Finalmente dall'altoparlante del nostro vagone-cuccette esce l'annuncio
più atteso: il nostro arrivo nella stazione di Urumchi. Partito
cinque giorni fa da Pechino, questo treno ha toccato Xian, famosa per il
suo esercito di terracotta, ha attraversato la regione del Guansu ed è
penetrato in un territorio talmente inospitale che su questa frontiera
gli imperatori cinesi ritennero inutile la "grande muraglia". L'asprezza
di questi deserti era, ed è, tale che difficilmente un esercito
sarebbe riuscito a valicarli. Solo mercanti ed avventurieri la attraversavano
temendo demoni immaginari ed i banditi, ben più reali, che l'infestavano.
Xinjiang
Uygur
Marco Polo, Sven Edin, Vittorio Sella, Ferdinando Guaita,
Eric Shipton, H.W. Tillman: avventurieri, esploratori e fotografi ci hanno
preceduto in questa parte dell'Asia centrale. Noi veniamo da Xian, abbiamo
sostato brevemente a Donuhang per ammirare le grotte dove sono stati rinvenuti
manoscritti importanti per la conoscenza della storia sia della Cina che
del Tibet.
Ora, in viaggio anche noi sulla "via della seta", entriamo
nello Xinjiang - in cinese "nuovi domini" - regione cinta da un lato da
grandi deserti, dagli altri da montagne innevate e spesso invalicabili.
Catena del Tien Shan a nord, Pamir, Karakoram, Kun Lun a sud abbracciano
un vasto deserto, il Taklamakan. Gran parte della regione è occupata
dal bacino del fiume Tarino. Una grande depressione dove le acque vanno
a perdersi nel lago Lop Nor, circondato da dune sabbiose.
Lo
Xinjiang (Sinkiang) racchiude alcune fra le minoranze
etniche più interessanti dell'altra Cina, quella fuori dai tradizionali
percorsi turistici. Mongoli Uygur. Kirghisi, Kazaki, Sibo (i soldati manciù)
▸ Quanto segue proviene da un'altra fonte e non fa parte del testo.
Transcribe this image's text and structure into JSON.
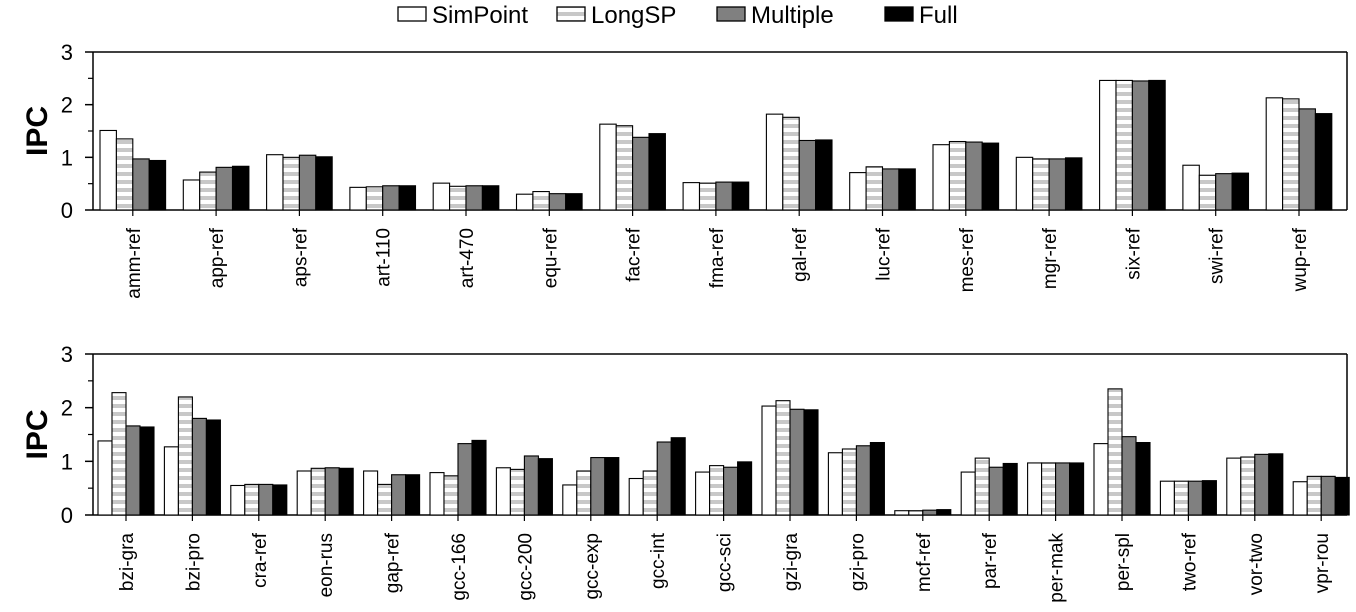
{
  "legend": [
    {
      "label": "SimPoint",
      "style": "white"
    },
    {
      "label": "LongSP",
      "style": "striped"
    },
    {
      "label": "Multiple",
      "style": "gray"
    },
    {
      "label": "Full",
      "style": "black"
    }
  ],
  "colors": {
    "white": "#ffffff",
    "stripe_light": "#c8c8c8",
    "gray": "#808080",
    "black": "#000000"
  },
  "chart_data": [
    {
      "type": "bar",
      "ylabel": "IPC",
      "ylim": [
        0,
        3
      ],
      "yticks": [
        "0",
        "1",
        "2",
        "3"
      ],
      "categories": [
        "amm-ref",
        "app-ref",
        "aps-ref",
        "art-110",
        "art-470",
        "equ-ref",
        "fac-ref",
        "fma-ref",
        "gal-ref",
        "luc-ref",
        "mes-ref",
        "mgr-ref",
        "six-ref",
        "swi-ref",
        "wup-ref"
      ],
      "series": [
        {
          "name": "SimPoint",
          "values": [
            1.51,
            0.57,
            1.05,
            0.43,
            0.51,
            0.3,
            1.63,
            0.52,
            1.82,
            0.71,
            1.24,
            1.0,
            2.46,
            0.85,
            2.13
          ]
        },
        {
          "name": "LongSP",
          "values": [
            1.35,
            0.72,
            1.0,
            0.44,
            0.45,
            0.35,
            1.6,
            0.51,
            1.76,
            0.82,
            1.3,
            0.97,
            2.46,
            0.66,
            2.11
          ]
        },
        {
          "name": "Multiple",
          "values": [
            0.97,
            0.81,
            1.04,
            0.46,
            0.46,
            0.31,
            1.38,
            0.53,
            1.32,
            0.78,
            1.29,
            0.97,
            2.45,
            0.69,
            1.92
          ]
        },
        {
          "name": "Full",
          "values": [
            0.94,
            0.83,
            1.01,
            0.46,
            0.46,
            0.31,
            1.45,
            0.53,
            1.33,
            0.78,
            1.27,
            0.99,
            2.46,
            0.7,
            1.83
          ]
        }
      ]
    },
    {
      "type": "bar",
      "ylabel": "IPC",
      "ylim": [
        0,
        3
      ],
      "yticks": [
        "0",
        "1",
        "2",
        "3"
      ],
      "categories": [
        "bzi-gra",
        "bzi-pro",
        "cra-ref",
        "eon-rus",
        "gap-ref",
        "gcc-166",
        "gcc-200",
        "gcc-exp",
        "gcc-int",
        "gcc-sci",
        "gzi-gra",
        "gzi-pro",
        "mcf-ref",
        "par-ref",
        "per-mak",
        "per-spl",
        "two-ref",
        "vor-two",
        "vpr-rou"
      ],
      "series": [
        {
          "name": "SimPoint",
          "values": [
            1.38,
            1.27,
            0.55,
            0.82,
            0.82,
            0.79,
            0.88,
            0.56,
            0.68,
            0.8,
            2.03,
            1.16,
            0.08,
            0.8,
            0.97,
            1.33,
            0.63,
            1.06,
            0.62
          ]
        },
        {
          "name": "LongSP",
          "values": [
            2.28,
            2.2,
            0.57,
            0.87,
            0.57,
            0.73,
            0.85,
            0.82,
            0.82,
            0.92,
            2.13,
            1.23,
            0.08,
            1.06,
            0.97,
            2.35,
            0.63,
            1.08,
            0.72
          ]
        },
        {
          "name": "Multiple",
          "values": [
            1.66,
            1.8,
            0.57,
            0.88,
            0.75,
            1.33,
            1.1,
            1.07,
            1.36,
            0.89,
            1.97,
            1.29,
            0.09,
            0.89,
            0.97,
            1.46,
            0.63,
            1.13,
            0.72
          ]
        },
        {
          "name": "Full",
          "values": [
            1.64,
            1.77,
            0.56,
            0.87,
            0.75,
            1.39,
            1.05,
            1.07,
            1.44,
            0.99,
            1.96,
            1.35,
            0.1,
            0.96,
            0.97,
            1.35,
            0.64,
            1.14,
            0.7
          ]
        }
      ]
    }
  ]
}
e russi bianchi qui fuggiti dopo la rivoluzione e che Lawrence d'Arabia
(secondo la leggenda) cercò di organizzare in un esercito.
La grande barriera formata da Karakoràm ed Himàlaya
blocca le piogge provenienti da sud: questo, combinato con la posizione
profondamente interna al continente, fa della regione una delle zone più
aride della terra.
Ai margini di questo grande deserto da secoli si sono
insediati gli Uygur occupando una catena di oasi. vere isole per i mercanti
che navigavano sulle vie della seta. Fra le montagne, là dove l'aridità
del suolo cede posto a verdeggianti pascoli, si muovono ancora oggi le
tribù nomadi d'altre due etnie:
Kirghisi e Kazaki. Tutte genti che poco hanno da spartire
con i Cinesi. La religione è islamica ed i vari dialetti, idiomi
musicali al nostro orecchio, sono di ceppo linguistico turco. Infatti lo
Xinjiang era noto fino agli anni '50 come Turkestan (terra dei Turchi)
Orientale,
Tradizionalmente, gli Uygur hanno sempre superato numericamente
gli altri gruppi e dominato la vita dello Xinjiang; oggi i coloni cinesi
stanno cambiando la situazione. I contadini "han" (cinesi puri) rappresentano
il 40% circa della popolazione dello Xinjiang. Una vera invasione se si
pensa che nel 1953. quando l'armata rossa riprese il controllo della regione.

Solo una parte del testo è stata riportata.